Para disputar o Pan-Americano, que pode dar a chance ao Brasil de ser representado na modalidade em Tóquio, a piauiense terá que arcar com sua própria viagem, enquanto a Confederação se responsabilizará pelas despesas dos demais atletas.
"A CBBd toma esta posição visando a segurança da atleta neste momento. Caso a atleta opte em participar, a mesma deverá assumir todos os custos desta participação e também todas as responsabilidades referentes aos aspectos físico, saúde e segurança referente ao covid-19", declarou a Confederação. O motivo da decisão, é devido a atleta "ter permanecido em inatividade por longo período e estar retornando as atividades, de forma gradativa, à pouco tempo".
Após dar à luz a Lara Sophia em novembro do ano passado, Jaqueline Lima perdeu a primeira semana de treinos na sua programação de 2021. Mas, logo em seguida, ela conseguiu autorização médica para retomar as atividades e esteve treinando para viajar à Guatemala este mês.
Sem concordar com a ação da CBBd, a atleta pretende não desistir da oportunidade e, mesmo assim, disputar o Pan-Americano.
"Eu acho que vale o risco de viajar, até porque eles mesmos disseram que se eu quiser ir eu vou pagando.
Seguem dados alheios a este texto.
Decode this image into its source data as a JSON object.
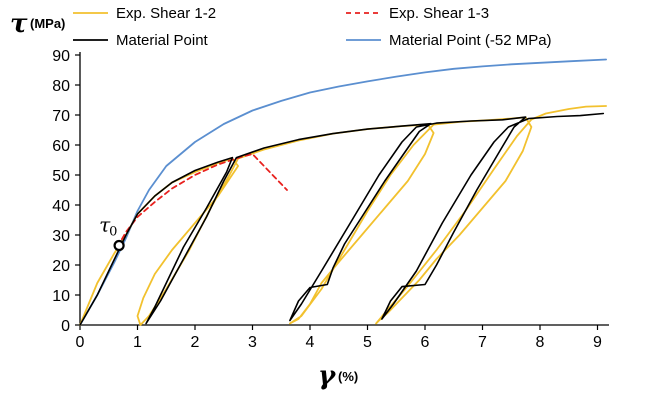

Acho que existe um certo preconceito em relação a mães atletas", declarou Jaqueline em publicação divulgada pela coluna Olhar Olímpico, do UOL Esportes. “Minha filha vai comigo e eu estou pagando uma pessoa para cuidar dela enquanto eu treino", completou a atleta.
Jaqueline Lima sonha em conquistar vaga nas duplas mistas para as Olimpíadas. Para isso, a seleção precisa superar o Canadá, favorito no badminton nas Américas. Apenas uma dupla do continente viajará ao Japão para disputar o evento.
Com apenas 19 anos, a piauiense foi medalha de bronze nos Jogos Olímpicos de Juventude em 2018 e o ganhou mais dois bronzes no Pan-Americano de Lima em 2019.